NEW YORK – Target Corp. posted a 7.6 percent drop in second-quarter profit Tuesday and offered a cautious outlook for the third quarter as its customers focused on necessities like milk and paper towels and had trouble making their monthly credit card payments.
The Minneapolis-based retailer also said it had seen an erratic start to the back-to-school season and that it would open new stores at a slower pace in fiscal 2009 amid the uncertain economy.
Target said it earned $634 million, or 82 cents per share, for the three-month period ended Aug. 2, down from $686 million, or 81 cents per share, a year earlier.

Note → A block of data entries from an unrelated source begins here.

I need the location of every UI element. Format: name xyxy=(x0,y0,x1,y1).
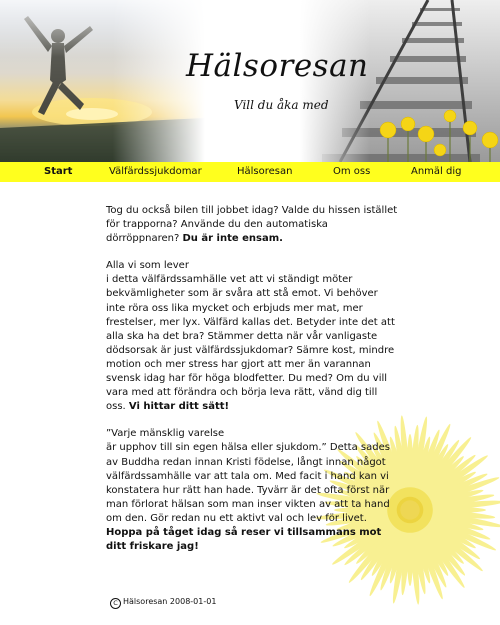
quote-heading: ”Varje mänsklig varelse xyxy=(106,428,225,440)
welfare-paragraph: Alla vi som lever i detta välfärdssamhäl… xyxy=(106,260,395,413)
nav-item-start[interactable]: Start xyxy=(44,166,72,177)
footer-text: Hälsoresan 2008-01-01 xyxy=(123,597,217,606)
nav-item-om-oss[interactable]: Om oss xyxy=(333,166,370,177)
intro-paragraph: Tog du också bilen till jobbet idag? Val… xyxy=(106,205,398,245)
nav-item-valfardssjukdomar[interactable]: Välfärdssjukdomar xyxy=(109,166,202,177)
buddha-quote-paragraph: ”Varje mänsklig varelse är upphov till s… xyxy=(106,428,390,553)
welfare-heading: Alla vi som lever xyxy=(106,260,189,272)
main-nav: Start Välfärdssjukdomar Hälsoresan Om os… xyxy=(0,162,500,182)
quote-emphasis: Hoppa på tåget idag så reser vi tillsamm… xyxy=(106,526,382,553)
footer: C Hälsoresan 2008-01-01 xyxy=(110,597,216,609)
welfare-emphasis: Vi hittar ditt sätt! xyxy=(128,401,230,413)
intro-emphasis: Du är inte ensam. xyxy=(182,233,283,245)
nav-item-halsoresan[interactable]: Hälsoresan xyxy=(237,166,292,177)
header-banner: Hälsoresan Vill du åka med xyxy=(0,0,500,162)
nav-item-anmal-dig[interactable]: Anmäl dig xyxy=(411,166,461,177)
copyright-icon: C xyxy=(110,598,121,609)
site-title: Hälsoresan xyxy=(186,48,369,84)
main-content: Tog du också bilen till jobbet idag? Val… xyxy=(106,204,398,567)
site-tagline: Vill du åka med xyxy=(234,98,329,112)
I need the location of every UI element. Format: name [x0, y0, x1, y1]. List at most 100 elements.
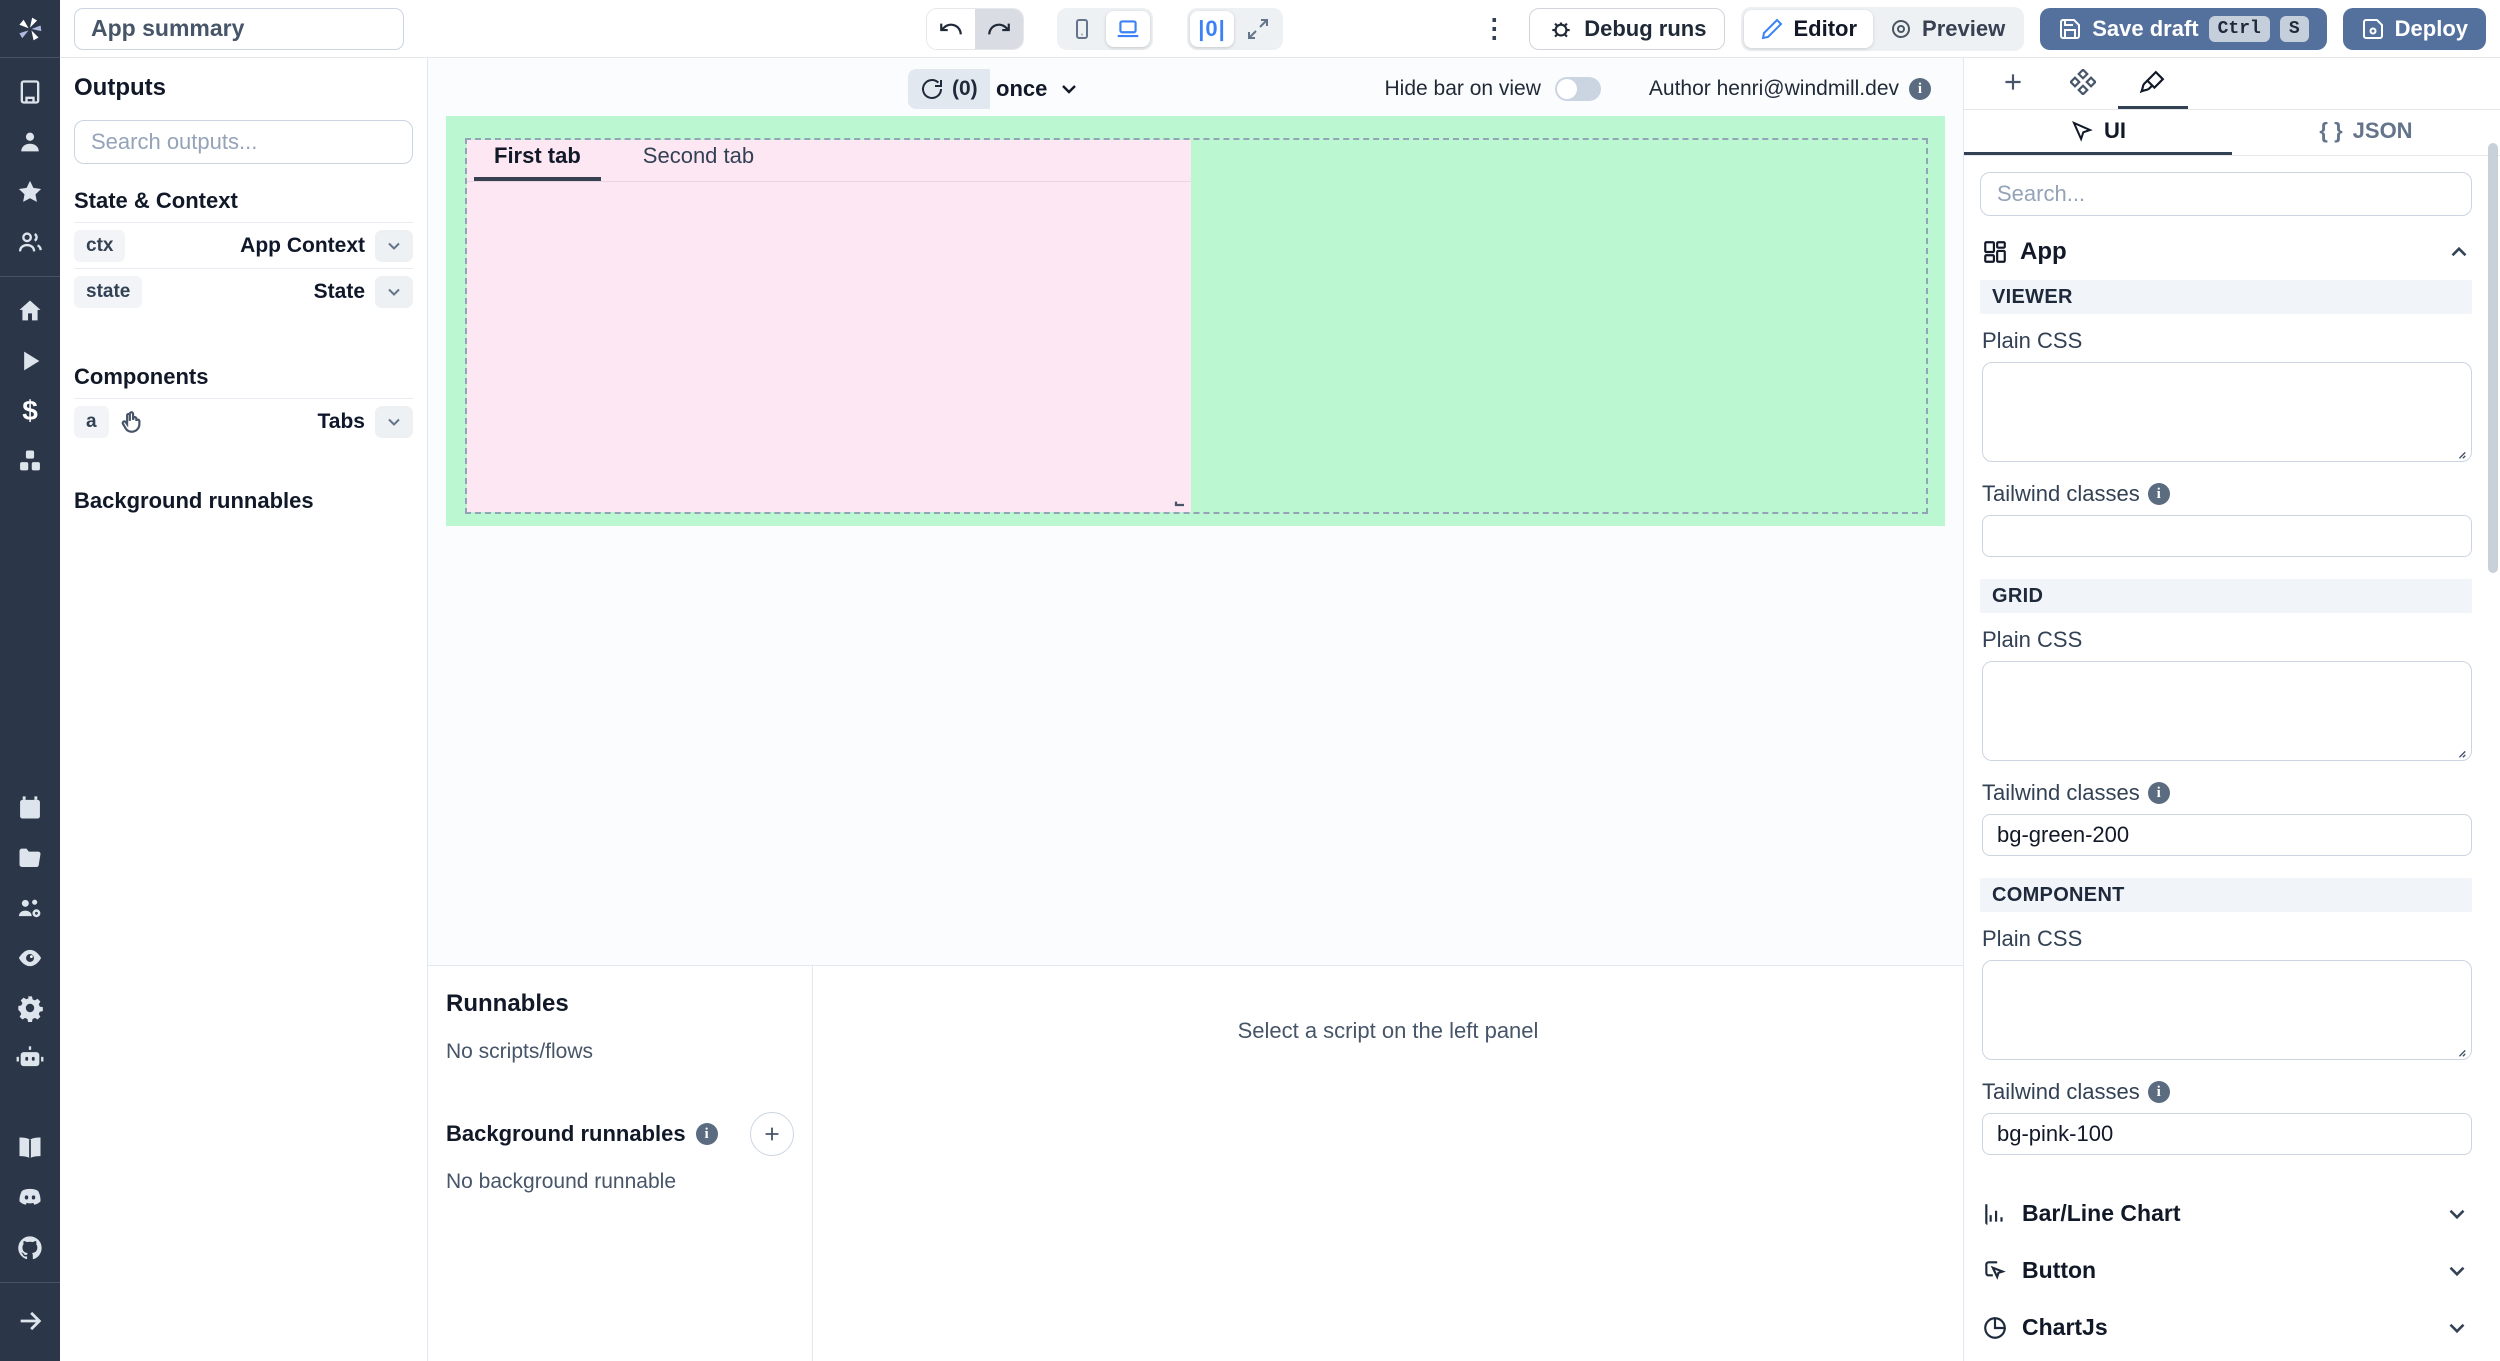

Sales grew 5.7 percent to $15 billion from $14.2 billion. Same-store sales, or sales at stores opened at least a year, slipped 0.4 percent. Same-store sales are considered a key indicator of a retailer's health.
Analysts surveyed by Thomson Reuters had expected a profit of 76 cents per share on revenue of $15.46 billion.
Target shares slipped more than 1 percent, or 64 cents, to $49.41 in midday trading.
The company had for several years outperformed its rival Wal-Mart Stores Inc., the world's largest retailer, but has stumbled in recent months largely due to its heavier emphasis on items like clothing and home furnishings, which accounts for 40 percent of its business.
“The customer is very cash-strapped right now and in some ways, our greatest strength (has) become somewhat of a challenge,” Target's President and Chief Executive Gregg Steinhafel told investors during a conference call. “During these tough times, some of our consumers don't want to be tempted as much as they have in the past.”
Target said that gross profit margin rates fell moderately from last year, because sales grew faster in low-margin categories – which generally include food and essentials like paper goods.
In its credit card operation, Target said it earned $74 million, down 65 percent from $213 million a year earlier. The drop was due to Target's reduced investment in the portfolio and to a higher bad debt expense resulting from higher write-offs in the current period and additions to the reserve for the future.
In May, Target closed its transaction to sell 47 percent of its credit card receivables to JPMorgan Chase for $3.6 billion.
Chief Financial Officer Doug Scovanner told investors that while the company is comfortable with meeting full-year Wall Street guidance, the third quarter is presenting a challenge amid erratic sales patterns in August.
For August, Target estimates same-store sales declines from 1 percent to 3 percent. Scovanner told analysts that sales were weak in the first 10 days of the month but have since improved. For the third quarter, it expects same-store sales to be unchanged from the year-ago period.
Analysts surveyed by Thomson Reuters expects Target to earn $3.42 per share for the full year and 56 cents per share for the third quarter.
Target also told investors that the company plans to open 70 to 75 stores in 2009, down from a pace of 90 to 95 stores in the current fiscal year. Scovanner said that the slower pace reflects a soft economic environment as well as challenges among its outside real estate development partners who have run into hurdles in obtaining funding or filling in space in some mall projects that were expected to open in 2009.
Wal-Mart reported its own results Thursday, raising its full-year earnings forecast after second-quarter profit rose more than expected, helped by tight inventory controls and a renewed focus on low prices. But the company predicted slower same-store sales growth in the U.S. for the current quarter, as the benefits of the federal stimulus checks dry up and customers find it more difficult to stretch their paycheck to the next payday.